Ball State University, Campus Wide Geothermal Conversion
Geothermal conversion and new district energy stations: Ball State University, Campus Wide Geothermal Conversion; MEP Associates, LLC
Location: Muncie, Ind.
Firm name: MEP Associates, LLC
Project type, building type: Geothermal conversion and new district energy stations, school (college, university)
Project duration: 5 years
Project completion date: 2014
Project budget for mechanical, electrical, plumbing, fire protection engineering only: $6.5 million
Accurately identifying the campus thermal profile and evaluating the current building systems in order to determine correct sizing of the well fields and the new distribution system; phasing and transformation of an existing campus system to a new geothermal system while maintaining operations and use of the campus; and creating a highly efficient system in order to reduce the overall energy costs while remaining committed to providing a sustainable, healthy campus and community.

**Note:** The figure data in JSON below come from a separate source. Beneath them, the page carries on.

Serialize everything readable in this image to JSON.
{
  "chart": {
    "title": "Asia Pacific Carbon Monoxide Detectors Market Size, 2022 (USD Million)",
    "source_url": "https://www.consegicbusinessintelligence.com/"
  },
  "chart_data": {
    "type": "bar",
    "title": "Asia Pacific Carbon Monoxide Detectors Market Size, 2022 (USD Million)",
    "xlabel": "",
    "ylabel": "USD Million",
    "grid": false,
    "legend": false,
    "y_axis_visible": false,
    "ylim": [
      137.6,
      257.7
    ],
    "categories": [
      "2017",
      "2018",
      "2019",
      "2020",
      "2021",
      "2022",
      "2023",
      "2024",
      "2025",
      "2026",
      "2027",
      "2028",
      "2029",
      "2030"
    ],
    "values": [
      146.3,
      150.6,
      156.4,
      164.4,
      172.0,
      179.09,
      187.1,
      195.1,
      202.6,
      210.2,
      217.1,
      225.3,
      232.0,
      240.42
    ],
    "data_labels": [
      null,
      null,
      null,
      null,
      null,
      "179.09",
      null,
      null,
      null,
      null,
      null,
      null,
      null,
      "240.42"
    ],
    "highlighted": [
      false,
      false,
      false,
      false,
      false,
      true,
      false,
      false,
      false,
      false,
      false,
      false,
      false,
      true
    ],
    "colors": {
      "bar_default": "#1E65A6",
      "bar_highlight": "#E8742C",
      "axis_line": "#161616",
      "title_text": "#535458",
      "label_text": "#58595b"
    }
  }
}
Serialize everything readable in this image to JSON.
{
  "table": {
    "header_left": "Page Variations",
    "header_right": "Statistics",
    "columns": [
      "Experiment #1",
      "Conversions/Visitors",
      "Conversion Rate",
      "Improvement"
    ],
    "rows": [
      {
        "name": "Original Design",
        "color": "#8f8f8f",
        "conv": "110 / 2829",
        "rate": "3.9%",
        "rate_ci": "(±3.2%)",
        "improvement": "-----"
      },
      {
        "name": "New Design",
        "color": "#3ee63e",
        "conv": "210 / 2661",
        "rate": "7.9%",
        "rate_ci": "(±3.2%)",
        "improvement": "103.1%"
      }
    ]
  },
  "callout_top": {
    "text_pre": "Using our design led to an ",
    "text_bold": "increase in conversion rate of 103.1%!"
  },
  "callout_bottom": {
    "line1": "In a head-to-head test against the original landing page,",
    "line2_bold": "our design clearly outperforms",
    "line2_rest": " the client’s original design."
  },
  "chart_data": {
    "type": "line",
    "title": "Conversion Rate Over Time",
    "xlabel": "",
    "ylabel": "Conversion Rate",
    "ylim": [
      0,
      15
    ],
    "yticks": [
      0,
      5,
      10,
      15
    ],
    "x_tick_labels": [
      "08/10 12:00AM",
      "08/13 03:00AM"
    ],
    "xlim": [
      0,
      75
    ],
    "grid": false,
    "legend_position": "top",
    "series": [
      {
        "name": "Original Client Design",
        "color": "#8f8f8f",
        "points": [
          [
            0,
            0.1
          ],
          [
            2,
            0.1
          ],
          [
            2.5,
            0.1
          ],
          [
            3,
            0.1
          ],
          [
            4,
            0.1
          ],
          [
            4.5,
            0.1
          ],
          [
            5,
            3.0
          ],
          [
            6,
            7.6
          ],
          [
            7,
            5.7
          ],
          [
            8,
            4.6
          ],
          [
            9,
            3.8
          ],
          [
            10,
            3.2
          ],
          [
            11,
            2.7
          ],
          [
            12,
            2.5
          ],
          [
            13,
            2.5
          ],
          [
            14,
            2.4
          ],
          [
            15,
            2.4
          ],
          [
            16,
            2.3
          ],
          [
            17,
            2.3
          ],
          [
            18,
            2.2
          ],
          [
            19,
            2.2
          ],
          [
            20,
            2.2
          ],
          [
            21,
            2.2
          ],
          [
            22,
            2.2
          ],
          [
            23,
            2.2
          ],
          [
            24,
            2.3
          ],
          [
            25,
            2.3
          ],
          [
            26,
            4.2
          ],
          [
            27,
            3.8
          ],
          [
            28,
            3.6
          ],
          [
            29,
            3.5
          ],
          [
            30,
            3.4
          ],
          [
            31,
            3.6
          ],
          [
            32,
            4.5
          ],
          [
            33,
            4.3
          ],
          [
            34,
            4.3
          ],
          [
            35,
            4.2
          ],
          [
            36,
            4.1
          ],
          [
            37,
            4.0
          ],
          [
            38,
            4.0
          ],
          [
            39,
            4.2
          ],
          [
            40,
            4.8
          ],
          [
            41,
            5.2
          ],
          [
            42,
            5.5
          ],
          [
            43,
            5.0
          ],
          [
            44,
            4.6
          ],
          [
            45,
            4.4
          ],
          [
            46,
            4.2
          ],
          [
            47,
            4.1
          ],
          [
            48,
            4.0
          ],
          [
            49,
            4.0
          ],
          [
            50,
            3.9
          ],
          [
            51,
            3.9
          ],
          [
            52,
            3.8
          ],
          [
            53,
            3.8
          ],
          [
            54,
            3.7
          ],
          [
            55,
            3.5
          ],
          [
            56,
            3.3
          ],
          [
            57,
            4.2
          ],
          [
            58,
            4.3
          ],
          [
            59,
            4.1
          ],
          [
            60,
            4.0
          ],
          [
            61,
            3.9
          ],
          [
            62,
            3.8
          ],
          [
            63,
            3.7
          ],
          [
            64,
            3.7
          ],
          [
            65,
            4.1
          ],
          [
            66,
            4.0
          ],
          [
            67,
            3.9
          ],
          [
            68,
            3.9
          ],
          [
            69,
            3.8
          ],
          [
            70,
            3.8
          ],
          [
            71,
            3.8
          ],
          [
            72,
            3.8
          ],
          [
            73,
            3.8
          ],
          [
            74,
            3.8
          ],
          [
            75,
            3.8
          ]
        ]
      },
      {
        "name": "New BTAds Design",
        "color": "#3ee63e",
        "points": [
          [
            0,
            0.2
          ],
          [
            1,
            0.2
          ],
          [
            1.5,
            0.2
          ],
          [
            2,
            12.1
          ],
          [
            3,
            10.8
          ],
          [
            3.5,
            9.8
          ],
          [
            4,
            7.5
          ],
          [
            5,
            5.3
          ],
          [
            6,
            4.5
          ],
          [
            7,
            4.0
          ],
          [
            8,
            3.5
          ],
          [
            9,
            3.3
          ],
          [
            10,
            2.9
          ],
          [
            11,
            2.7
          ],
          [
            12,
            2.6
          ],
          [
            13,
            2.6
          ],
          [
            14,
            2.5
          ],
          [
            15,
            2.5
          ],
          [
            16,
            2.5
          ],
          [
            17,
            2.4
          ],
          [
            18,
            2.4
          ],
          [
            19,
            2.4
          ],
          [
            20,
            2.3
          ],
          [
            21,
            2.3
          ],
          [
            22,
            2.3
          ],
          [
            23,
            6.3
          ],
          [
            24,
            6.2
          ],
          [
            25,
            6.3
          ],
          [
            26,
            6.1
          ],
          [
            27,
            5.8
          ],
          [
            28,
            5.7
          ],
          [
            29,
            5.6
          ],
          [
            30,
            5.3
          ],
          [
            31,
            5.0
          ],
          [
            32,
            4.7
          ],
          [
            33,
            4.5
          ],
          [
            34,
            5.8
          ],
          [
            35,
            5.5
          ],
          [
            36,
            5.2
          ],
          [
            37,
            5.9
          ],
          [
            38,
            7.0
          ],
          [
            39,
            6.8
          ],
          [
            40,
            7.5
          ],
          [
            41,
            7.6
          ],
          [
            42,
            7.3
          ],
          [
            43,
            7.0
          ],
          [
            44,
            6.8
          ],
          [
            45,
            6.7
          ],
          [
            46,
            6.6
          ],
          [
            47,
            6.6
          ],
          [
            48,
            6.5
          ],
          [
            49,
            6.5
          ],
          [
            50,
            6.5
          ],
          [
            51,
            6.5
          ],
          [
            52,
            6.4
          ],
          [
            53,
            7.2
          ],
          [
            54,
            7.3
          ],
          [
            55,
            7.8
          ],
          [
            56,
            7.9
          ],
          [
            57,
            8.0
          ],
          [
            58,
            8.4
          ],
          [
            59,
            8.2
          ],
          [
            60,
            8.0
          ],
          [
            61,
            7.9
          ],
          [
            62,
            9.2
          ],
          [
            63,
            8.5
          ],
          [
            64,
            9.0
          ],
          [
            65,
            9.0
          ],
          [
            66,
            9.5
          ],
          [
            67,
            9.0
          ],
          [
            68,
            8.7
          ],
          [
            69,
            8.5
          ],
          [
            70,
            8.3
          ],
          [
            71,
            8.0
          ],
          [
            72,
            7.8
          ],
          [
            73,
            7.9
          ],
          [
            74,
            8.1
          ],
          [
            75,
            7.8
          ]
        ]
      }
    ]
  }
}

The team at MEP started working with Ball State University in the spring of 2009 to design the largest ground-source, closed-loop district geothermal heating and cooling system in the nation. The systems feature 3,600 vertical bore holes, at 400-500 ft each; 10 miles of buried distribution piping; 1,000 miles of loop field pipe; two district energy stations; four 2,500-ton heat pump chillers; and over 40 building conversions totaling approximately 5,600,000 sq ft. The project will be installed in two major phases. The first phase began with the conversion to geothermal on half the campus and construction of the new 12,000-sq-ft District Energy Station North to house two compound centrifugal compressor heat pump chillers. This included the installation of distribution piping to buildings on the north half of campus, two well fields, and the conversion of 19 campus buildings to geothermal heating and cooling. Approximately 10 miles of hot and chilled water supply and return distribution piping was buried or installed in existing utility tunnels. Once completed, the new system will save the university $2 million in annual energy cost. By not burning 36,000 tons of coal each year, the university will eliminate 85,000 tons of carbon dioxide emissions, 240 tons of nitrogen oxide, 200 tons of particulate matter, 80 tons of carbon monoxide, 1,400 tons of sulfur dioxide and 3,400 tons of coal ash annually. Eliminating four coal burning boilers, this project will help Ball State University eliminate approximately one-half of its current campus carbon footprint.